Rien d’héroïque. Rien de spectaculaire. Juste l’humain et notre quotidien.
Et surtout : une fin ouverte. Le film ne donne pas de réponse. Il ouvre une réflexion sur ce que signifie vivre ensemble.
Au-delà de Dijon
À travers Dijon, Nous sommes parle d’une réalité plus large : les villes contemporaines, les générations qui coexistent, les trajectoires qui se croisent ou se manquent, et le lien fragile mais réel qui nous relie.
Un spectateur extérieur doit pouvoir se reconnaître dans Dijon. Parce que ce film ne parle pas uniquement d’un lieu. Il parle de ce que nous partageons, dans toutes les villes.
Financement ?
Et il y a une question très concrète, que je préfère formuler clairement : le financement.
Un film comme celui-ci demande des moyens. Du temps, de la disponibilité, une vraie production, une rigueur de tournage et de montage. À ce stade, je ne sais pas encore précisément comment je vais le financer. Disons que je regarde les options.
Le film reste une œuvre d’auteur : il n’intègre ni placement de produit, ni message publicitaire, ni intervention sur le contenu éditorial. Ouais… pas simple du coup !
Diffusion : faire exister le film avant même sa sortie
Je ne pense pas le film comme un contenu qui apparaîtrait soudainement dans un fil d’actualité. Je le pense comme une œuvre collective, progressive, inscrite dans le temps.
L’idée pourrait être de mettre en place :
- un site dédié avant même le lancement du tournage : point d’information, note d’intention, appel à participation, journal de bord, partenaires ;
- une communication mesurée sur les réseaux : fragments de tournage, atmosphère, teasers, bande-annonce, récit de fabrication ;
- et surtout, une première rencontre en salle à Dijon, suivie d’un temps d’échange. Un film qui parle du “nous” a besoin d’être vécu ensemble avant d’être consommé seul sur un écran.
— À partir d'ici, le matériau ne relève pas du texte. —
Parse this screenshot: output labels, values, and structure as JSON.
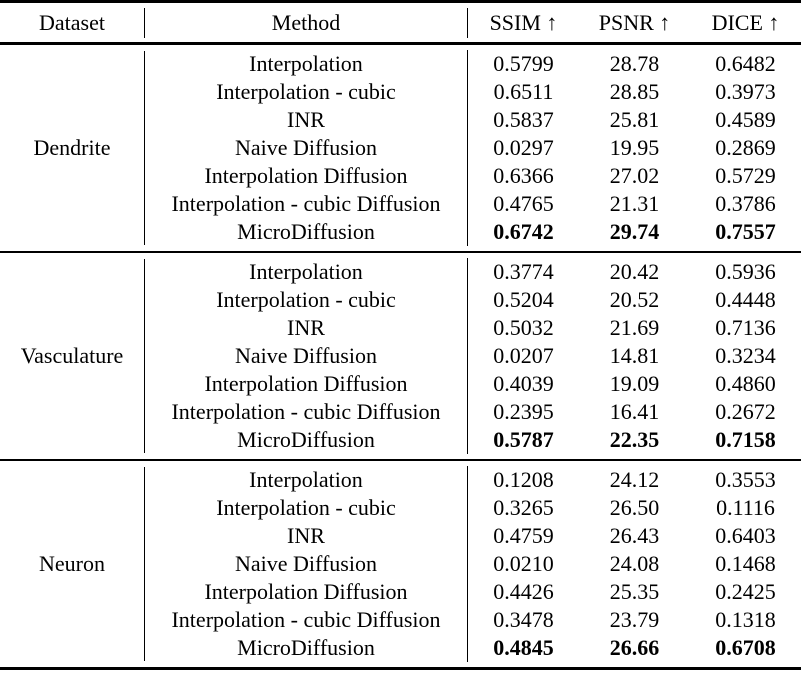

Ensuite, dans un second temps, le film pourrait être mis en ligne sur le site dédié et diffusé plus largement.
Et maintenant ?
Le projet est en cours d’écriture, donc il bouge encore... Même beaucoup. Mais l’intention est claire.
Et j’ai envie de vous demander quelque chose de simple, parce que ce film parle justement de “nous” :
- Quand je dis “un film sur le lien invisible qui nous relie”, qu’est-ce que ça vous évoque concrètement ?
- Et à Dijon, quels sont les lieux, les gestes, les moments qui vous donnent ce sentiment de “nous” ?
Je prends vos retours. Vraiment. Parce que ce film, je ne le pense pas comme un objet à publier. Je le pense comme un projet à construire, à partager, et à vivre ensemble.